Within the Vatican he was safe, but outside it he ran the risk of being caught and shot.

Under a 1929 Treaty between the Mussolini government and the Papacy, the Vatican was recognised as an independent sovereign state, and this also covered some church buildings in other parts of Rome, including several Basilicas, papal offices and the papal summer residence at Castelgandolfo.

A battle of nerves and wits began between the head of the Gestapo in Rome and O'Flaherty, who regularly ventured out in disguise (he was so good at it he became known as the Vatican Pimpernel), moving between the different church properties and building a network of contacts and safe locations across the city. At various times he dressed as a street sweeper, labourer, postman and even a nun, despite the fact that he was around six feet tall and well-built.

His helpers included priests and nuns, communists and some larger-than-life figures, including a Swiss count and the Irish ballad singer Delia Murphy, who was married to the Irish government's diplomatic representative at the Vatican.

He also got a great deal of help from local people who lived in or near Rome and who sheltered the escaped POWs and Jewish people in their houses and apartments at great risk to themselves. This vast network which saved so many lives was organised by O'Flaherty with great energy and ingenuity.

Although the Italian fascists and the Nazis in Rome knew what was going on, they were too stretched on the ground to completely stamp it out.

But when they caught anyone involved their reaction was brutal. The head of the Gestapo in Rome, Lieut. Colonel Herbert Kappler, ordered that O'Flaherty be captured or killed if he was spotted outside the Vatican. But even though some of those who had been helped by his network were caught and tortured, no one betrayed him.

By the time the Allies arrived in Rome, Monsignor O'Flaherty had saved over 6,000 people and the story of how he did it and the many dramatic subterfuges that were used make an exciting read.

The story has been told before, in the 1983 film The Scarlet and the Black, with O'Flaherty played by Gregory Peck (although looking at the picture of O'Flaherty here, which was taken in the 1950s, you'd say that he should have been played by Karl Malden, who was his double).

The film was a success and O'Flaherty became famous for a while. He was awarded the highest honours by many Allied countries, including a CBE (UK), the Congressional Medal (US), and he was the first Irishman to be named Notary of the Holy Office. He retired to Cahirciveen in 1960.

Eight million people watched him in 1963 on the BBC's This Is Your Life, with many of his wartime helpers and some of those he had saved turning up to pay tribute to him on the programmme. He died just a few months later.

Since then, he has been forgotten, although this superb book by school principal and former TD Brian Fleming will help to restore his memory. It is a fastidious history of those fascinating years in Rome, which also manages to be as exciting as a thriller.

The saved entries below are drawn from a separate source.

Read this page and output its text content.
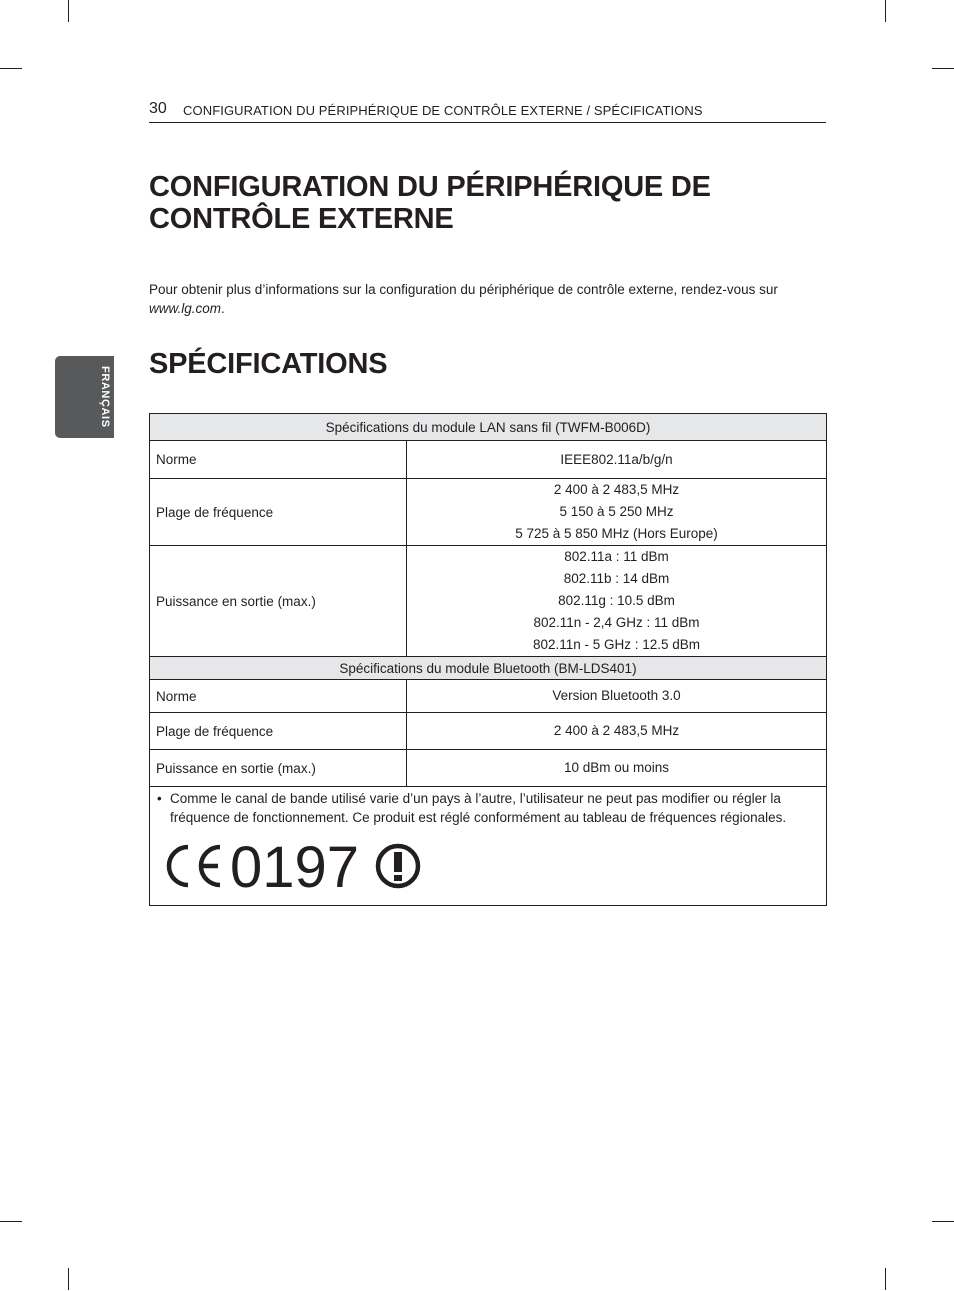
30 CONFIGURATION DU PÉRIPHÉRIQUE DE CONTRÔLE EXTERNE / SPÉCIFICATIONS
FRANÇAIS
CONFIGURATION DU PÉRIPHÉRIQUE DE CONTRÔLE EXTERNE
Pour obtenir plus d’informations sur la configuration du périphérique de contrôle externe, rendez-vous sur www.lg.com.
SPÉCIFICATIONS
Spécifications du module LAN sans fil (TWFM-B006D)	
Norme	IEEE802.11a/b/g/n

Plage de fréquence	2 400 à 2 483,5 MHz
5 150 à 5 250 MHz
5 725 à 5 850 MHz (Hors Europe)

Puissance en sortie (max.)	802.11a : 11 dBm
802.11b : 14 dBm
802.11g : 10.5 dBm
802.11n - 2,4 GHz : 11 dBm
802.11n - 5 GHz : 12.5 dBm

Spécifications du module Bluetooth (BM-LDS401)	
Norme	Version Bluetooth 3.0

Plage de fréquence	2 400 à 2 483,5 MHz

Puissance en sortie (max.)	10 dBm ou moins

• Comme le canal de bande utilisé varie d’un pays à l’autre, l’utilisateur ne peut pas modifier ou régler la fréquence de fonctionnement. Ce produit est réglé conformément au tableau de fréquences régionales.
0197	
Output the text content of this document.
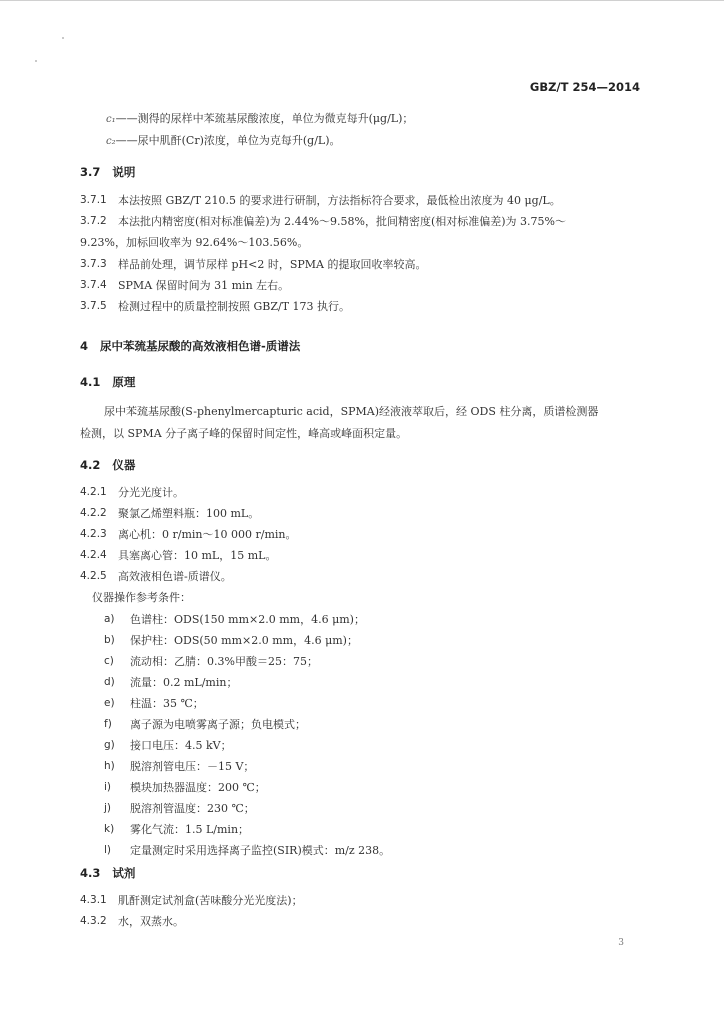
GBZ/T 254—2014
c₁——测得的尿样中苯巯基尿酸浓度，单位为微克每升(μg/L)；
c₂——尿中肌酐(Cr)浓度，单位为克每升(g/L)。
3.7 说明
3.7.1 本法按照 GBZ/T 210.5 的要求进行研制，方法指标符合要求，最低检出浓度为 40 μg/L。
3.7.2 本法批内精密度(相对标准偏差)为 2.44%～9.58%，批间精密度(相对标准偏差)为 3.75%～
9.23%，加标回收率为 92.64%～103.56%。
3.7.3 样品前处理，调节尿样 pH<2 时，SPMA 的提取回收率较高。
3.7.4 SPMA 保留时间为 31 min 左右。
3.7.5 检测过程中的质量控制按照 GBZ/T 173 执行。
4 尿中苯巯基尿酸的高效液相色谱-质谱法
4.1 原理
尿中苯巯基尿酸(S-phenylmercapturic acid，SPMA)经液液萃取后，经 ODS 柱分离，质谱检测器
检测，以 SPMA 分子离子峰的保留时间定性，峰高或峰面积定量。
4.2 仪器
4.2.1 分光光度计。
4.2.2 聚氯乙烯塑料瓶：100 mL。
4.2.3 离心机：0 r/min～10 000 r/min。
4.2.4 具塞离心管：10 mL，15 mL。
4.2.5 高效液相色谱-质谱仪。
仪器操作参考条件：
a) 色谱柱：ODS(150 mm×2.0 mm，4.6 μm)；
b) 保护柱：ODS(50 mm×2.0 mm，4.6 μm)；
c) 流动相：乙腈：0.3%甲酸＝25：75；
d) 流量：0.2 mL/min；
e) 柱温：35 ℃；
f) 离子源为电喷雾离子源；负电模式；
g) 接口电压：4.5 kV；
h) 脱溶剂管电压：－15 V；
i) 模块加热器温度：200 ℃；
j) 脱溶剂管温度：230 ℃；
k) 雾化气流：1.5 L/min；
l) 定量测定时采用选择离子监控(SIR)模式：m/z 238。
4.3 试剂
4.3.1 肌酐测定试剂盒(苦味酸分光光度法)；
4.3.2 水，双蒸水。
3
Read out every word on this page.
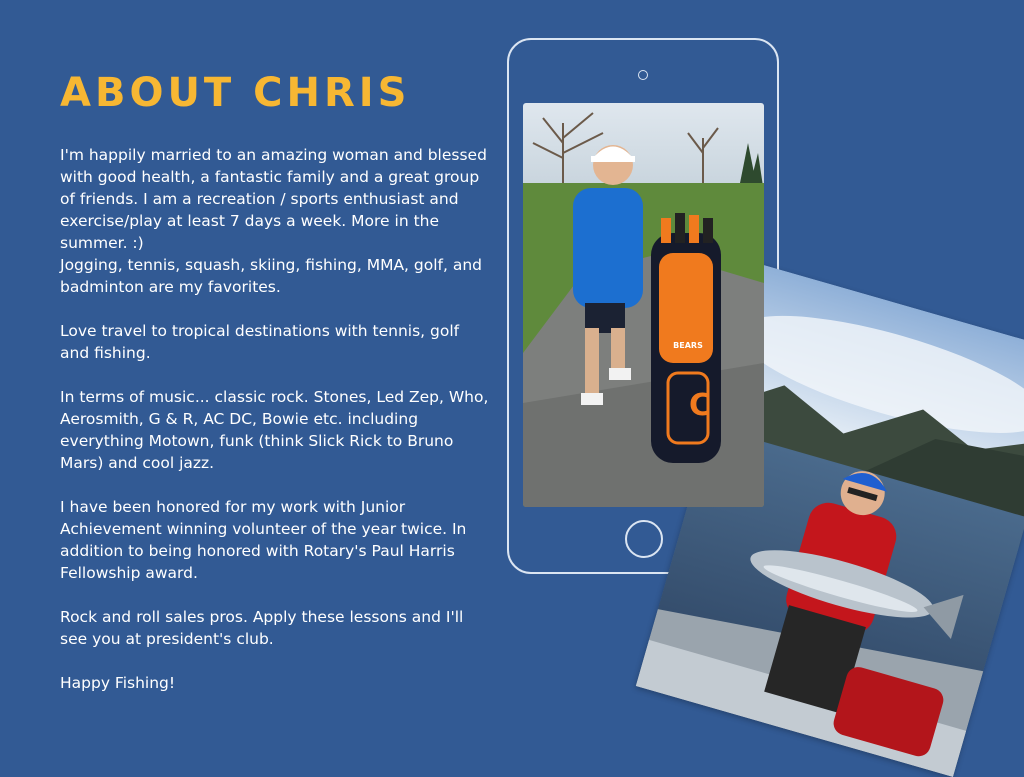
ABOUT CHRIS

I'm happily married to an amazing woman and blessed with good health, a fantastic family and a great group of friends. I am a recreation / sports enthusiast and exercise/play at least 7 days a week. More in the summer. :)

Jogging, tennis, squash, skiing, fishing, MMA, golf, and badminton are my favorites.

Love travel to tropical destinations with tennis, golf and fishing.

In terms of music... classic rock. Stones, Led Zep, Who, Aerosmith, G & R, AC DC, Bowie etc. including everything Motown, funk (think Slick Rick to Bruno Mars) and cool jazz.

I have been honored for my work with Junior Achievement winning volunteer of the year twice. In addition to being honored with Rotary's Paul Harris Fellowship award.

Rock and roll sales pros. Apply these lessons and I'll see you at president's club.

Happy Fishing!

C
BEARS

One postscript to the story gives an indication of the humanity of Monsignor O'Flaherty. After the war, the Gestapo chief in Rome, Kappler, was sentenced to life in prison. His only visitor for many years was O'Flaherty, who was still working at the Vatican and who faithfully turned up every month to see the man who had spent the war years trying to kill him. The two men eventually became friends and in 1959 O'Flaherty baptised his former enemy.

The Vatican Pimpernel -- The Wartime Exploits of Monsignor Hugh O'Flaherty by Brian Fleming will be published by The Collins Press next month.